Such confidence has persisted for some time, meaning the hike itself has probably lost its market-moving potential. Further, the markets expect two hikes in 2017. Despite the sharp steepening of the projected rate hike path after the US presidential election, this matches what the central bank itself foresaw in September.
Chair Yellen and company have probably learned their lesson from last year’s “liftoff” debacle. Then as now, Fed prepared investors for a hike well in advance. However, they then predicted four hikes for 2016, double the amount of tightening baked into market pricing. Not surprisingly, risk appetite collapsed.
The subsequent clean-up effort meant months of fine-tuning the Fed’s message that strained its credibility. Policymakers will almost certainly want to avoid a similar scenario this time around. That means they will likely stick with September’s outlook for the interest rate path.
The same seems likely for the official set of growth and inflation expectations. Extensive commentary from the Fed’s top brass over recent months drove home the message that much depends on what happens on the fiscal side of the equation. Since this remains murky, opting for a wait-and see approach seems prudent.
This leaves Yellen’s press conference following the announcement. Swaggering rhetoric and bold promises are typically not in the Fed Chair’s repertoire.
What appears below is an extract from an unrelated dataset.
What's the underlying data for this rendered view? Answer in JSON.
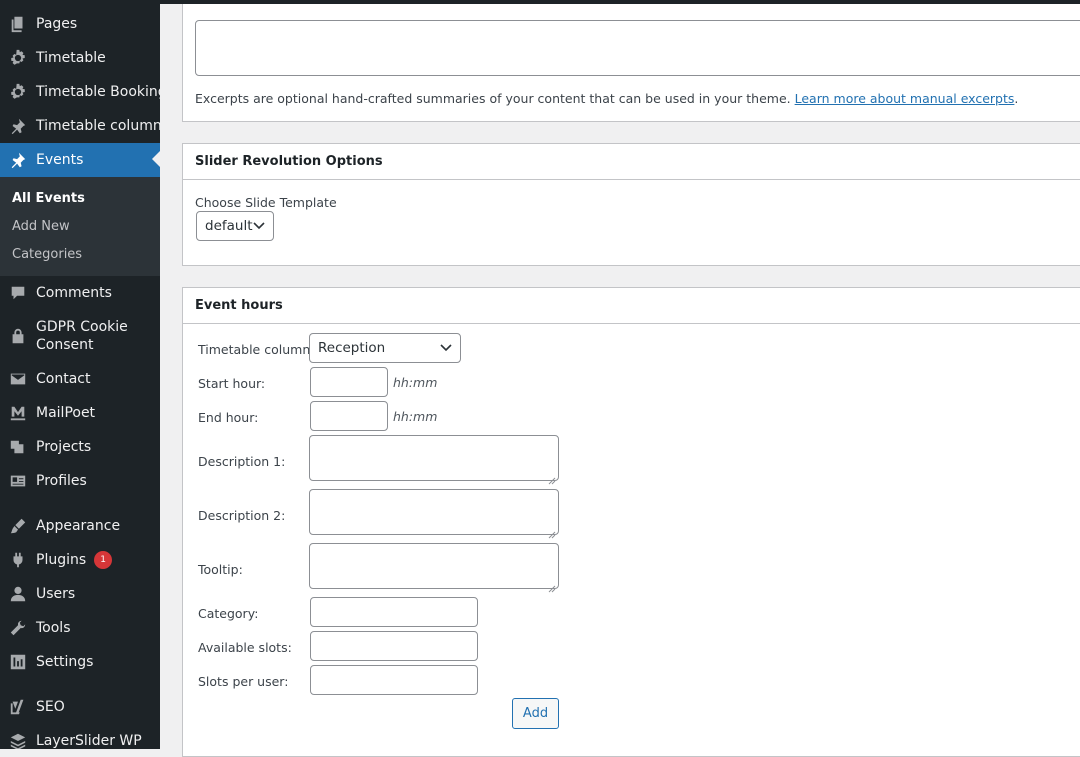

She prefers to keep things vague and has become quite good at offering balanced remarks that don’t reveal too much to the prying public.
On balance, this amounts to a rate decision that will broadly endorse the status quo but offer little to propel the narrative. With little else up ahead before year-end, this could give a green light to profit-taking, pulling the greenback down from 13-year highs before the calendar flips to 2017.